There are alternative means by which civil action for damages could be successfully pursued against a dutyholder following breaches of CDM and the BRAE Regulations, including:

  • in statute – if the dutyholder’s breaches also contravene other legislation under which a statutory cause of action is pursuable (for example under the Defective Premises Act 1972); 
  • in contract – if a dutyholder breached express or implied contractual obligations to comply with either or both statutory instruments and doing so caused the other contracting party to suffer recoverable financial loss; and 
  • in negligence – if the dutyholder owed a party a duty of care at common law, which extended to an obligation to protect that party from financial losses incurred as a result of the dutyholder’s breaches. It will be substantially more difficult for a party to establish a claim in negligence against a dutyholder without any contractual relationship.

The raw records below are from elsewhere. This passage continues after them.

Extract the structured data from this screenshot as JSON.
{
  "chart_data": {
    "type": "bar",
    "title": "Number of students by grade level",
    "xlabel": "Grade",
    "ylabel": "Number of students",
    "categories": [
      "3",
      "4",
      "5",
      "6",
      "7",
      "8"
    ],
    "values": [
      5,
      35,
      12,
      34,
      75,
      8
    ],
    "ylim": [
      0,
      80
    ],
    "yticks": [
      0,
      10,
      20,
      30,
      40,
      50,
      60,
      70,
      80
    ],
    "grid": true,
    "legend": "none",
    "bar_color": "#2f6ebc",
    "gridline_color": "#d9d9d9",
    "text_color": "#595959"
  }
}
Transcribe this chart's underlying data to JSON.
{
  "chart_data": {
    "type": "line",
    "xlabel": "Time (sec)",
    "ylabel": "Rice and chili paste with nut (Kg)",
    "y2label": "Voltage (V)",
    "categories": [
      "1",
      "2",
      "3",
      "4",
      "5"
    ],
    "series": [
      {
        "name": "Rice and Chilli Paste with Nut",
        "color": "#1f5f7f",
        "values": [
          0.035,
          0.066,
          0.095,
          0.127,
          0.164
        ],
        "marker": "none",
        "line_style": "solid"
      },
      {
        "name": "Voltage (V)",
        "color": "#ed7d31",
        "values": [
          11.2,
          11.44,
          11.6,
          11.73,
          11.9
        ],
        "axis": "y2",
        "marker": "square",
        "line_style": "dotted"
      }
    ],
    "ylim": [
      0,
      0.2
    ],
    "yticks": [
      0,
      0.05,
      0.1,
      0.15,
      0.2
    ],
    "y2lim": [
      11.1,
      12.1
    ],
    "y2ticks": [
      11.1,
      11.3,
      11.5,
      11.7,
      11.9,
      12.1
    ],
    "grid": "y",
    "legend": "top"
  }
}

Consequently, it is common for construction contracts – including the JCT and NEC suites of standard form contracts – to make compliance with CDM and applicable building regulations a contractual (as well as statutory) obligation, so that there is a separate means by which civil action can be taken to recover losses in the absence of any available statutory cause of action. 

Key takeaway for dutyholders

If a dutyholder owes statutory obligations under CDM and the BRAE Regulations, it should be alive to the fact it could now find itself in a position where it is simultaneously liable for damages in a civil cause of action (particularly if it is contractually required to comply with those obligations) and criminally prosecuted by the HSE under both sets of legislation.   

All dutyholders will benefit from taking proactive steps to ensure their exposure to risk is better understood and mitigated on each construction project they embark upon. This may include revisiting insurances to ensure that they properly indemnify against any such risk, and ensuring that future construction contracts accurately record intended obligations under both statutory instruments. 

Tim Hillier is a partner and Olivia Jenkins is a senior associate at Trowers & Hamlins.